Okay.

The other day I told you about Masto’s disappearance. I think he is still alive. In fact I know he is. In the East, this has been one of the most ancient ways, to disappear in the Himalayas before you die. To die in that beautiful part is richer than to live anywhere else; even dying there has something of the eternal. Perhaps it is the vibe of the saints chanting for thousands of years. The Vedas were composed there, the Gita was written there, the Buddha was born and died there, Lao Tzu, in his last days disappeared in the Himalayas. And Masto did almost the same.

No one knows yet whether Lao Tzu died or not. How can one be decisive? Hence the legend that he is immortal. Nobody is. One who is born is bound to die. Lao Tzu must have died, but people never came to know of it. At least one should be able to have a completely private death, if one wants it.

Masto took care of me more efficiently than Pagal Baba could ever have done. First, Baba was really the madman. Secondly, he would come only once in a while, like a whirlwind, to visit me, then disappear. This is not the way to care. Once I even told him, saying, “Baba, you talk so much about how you are taking care of this child, but before you say it again, I must be heard.”

He laughed and said, “I understand, you need not say it, but I will pass you on to the right hands. I am not really capable of taking care of you. Can you understand that I am ninety years old? It is time for me to leave the body. I am hanging around just to find the right person for you. Once I have found him I can relax into death.”
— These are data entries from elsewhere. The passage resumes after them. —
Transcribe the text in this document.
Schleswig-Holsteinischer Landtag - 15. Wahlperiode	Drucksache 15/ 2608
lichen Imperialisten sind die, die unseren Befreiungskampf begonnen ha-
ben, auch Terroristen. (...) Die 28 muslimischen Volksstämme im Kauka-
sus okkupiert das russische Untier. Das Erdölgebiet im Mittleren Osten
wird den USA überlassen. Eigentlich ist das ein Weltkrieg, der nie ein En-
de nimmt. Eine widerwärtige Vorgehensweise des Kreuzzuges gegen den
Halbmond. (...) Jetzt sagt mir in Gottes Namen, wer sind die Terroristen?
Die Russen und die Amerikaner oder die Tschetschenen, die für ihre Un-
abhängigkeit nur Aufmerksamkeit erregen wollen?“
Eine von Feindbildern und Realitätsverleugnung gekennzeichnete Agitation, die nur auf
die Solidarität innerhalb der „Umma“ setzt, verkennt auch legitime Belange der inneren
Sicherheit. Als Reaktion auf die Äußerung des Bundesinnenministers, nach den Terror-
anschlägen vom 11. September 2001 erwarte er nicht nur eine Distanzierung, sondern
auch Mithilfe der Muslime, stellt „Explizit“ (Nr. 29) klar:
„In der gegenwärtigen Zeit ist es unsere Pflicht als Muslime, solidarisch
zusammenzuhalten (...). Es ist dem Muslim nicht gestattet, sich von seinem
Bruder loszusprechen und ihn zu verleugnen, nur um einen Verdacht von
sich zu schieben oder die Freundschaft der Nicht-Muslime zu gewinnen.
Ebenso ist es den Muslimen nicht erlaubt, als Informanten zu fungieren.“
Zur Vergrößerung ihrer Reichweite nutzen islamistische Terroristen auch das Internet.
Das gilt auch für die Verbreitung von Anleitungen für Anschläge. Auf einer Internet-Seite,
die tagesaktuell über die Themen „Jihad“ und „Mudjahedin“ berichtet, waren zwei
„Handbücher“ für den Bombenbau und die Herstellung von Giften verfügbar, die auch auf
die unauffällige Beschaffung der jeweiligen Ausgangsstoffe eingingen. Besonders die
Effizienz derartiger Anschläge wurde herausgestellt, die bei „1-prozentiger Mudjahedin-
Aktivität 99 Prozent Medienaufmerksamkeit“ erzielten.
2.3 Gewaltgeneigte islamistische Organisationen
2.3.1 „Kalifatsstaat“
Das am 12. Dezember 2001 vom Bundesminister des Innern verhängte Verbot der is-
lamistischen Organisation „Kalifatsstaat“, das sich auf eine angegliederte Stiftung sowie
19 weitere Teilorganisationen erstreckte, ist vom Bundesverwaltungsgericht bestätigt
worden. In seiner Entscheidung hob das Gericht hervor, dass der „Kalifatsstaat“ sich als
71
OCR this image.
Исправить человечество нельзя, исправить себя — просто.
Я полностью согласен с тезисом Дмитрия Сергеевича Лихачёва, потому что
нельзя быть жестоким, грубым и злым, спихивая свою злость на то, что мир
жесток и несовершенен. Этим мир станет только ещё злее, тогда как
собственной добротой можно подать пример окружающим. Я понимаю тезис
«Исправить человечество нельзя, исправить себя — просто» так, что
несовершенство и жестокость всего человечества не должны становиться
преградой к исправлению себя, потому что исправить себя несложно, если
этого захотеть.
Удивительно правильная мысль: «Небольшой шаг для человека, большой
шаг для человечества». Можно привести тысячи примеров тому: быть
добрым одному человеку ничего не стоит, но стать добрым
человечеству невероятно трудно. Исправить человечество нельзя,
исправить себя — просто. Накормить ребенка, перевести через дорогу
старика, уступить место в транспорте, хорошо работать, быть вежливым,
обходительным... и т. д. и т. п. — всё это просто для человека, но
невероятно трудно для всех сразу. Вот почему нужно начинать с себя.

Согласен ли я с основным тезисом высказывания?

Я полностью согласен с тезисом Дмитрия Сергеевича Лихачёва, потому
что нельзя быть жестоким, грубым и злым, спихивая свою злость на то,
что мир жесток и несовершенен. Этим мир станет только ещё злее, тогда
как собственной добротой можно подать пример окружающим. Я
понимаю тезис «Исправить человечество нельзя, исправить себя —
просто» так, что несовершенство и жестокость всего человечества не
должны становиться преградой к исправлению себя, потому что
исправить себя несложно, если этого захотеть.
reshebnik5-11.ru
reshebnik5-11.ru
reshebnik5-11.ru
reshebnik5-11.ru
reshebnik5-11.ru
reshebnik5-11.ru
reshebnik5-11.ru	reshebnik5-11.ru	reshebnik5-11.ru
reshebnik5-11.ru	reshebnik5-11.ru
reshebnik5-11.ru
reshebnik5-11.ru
I never knew then that he was really serious, but that’s what he did. He handed over his charge to Masto, and died, laughing. That was the last thing he did.

Zarathustra may have laughed when he was born…nobody is a witness, but he must have laughed; his whole life indicated toward it. It was that laughter which caught the attention of one of the most intelligent men in the West, Friedrich Nietzsche. But Pagal Baba really laughed as he died, before we could ask why. We could not have asked the question anyway. He was not a philosopher, and he would not have answered even if he had lived. But what a way to die! And remember it was not just a smile. I really mean a laughter.

Everybody there looked at each other, thinking, “What’s the matter?” until he laughed so loudly that everybody thought that up till then he had been only mildly mad – but now he had gone to the extreme. They all left. Naturally, nobody laughs when one is born, just as part of etiquette; and nobody laughs at death, again, just nothing but a mannerism. Both are British.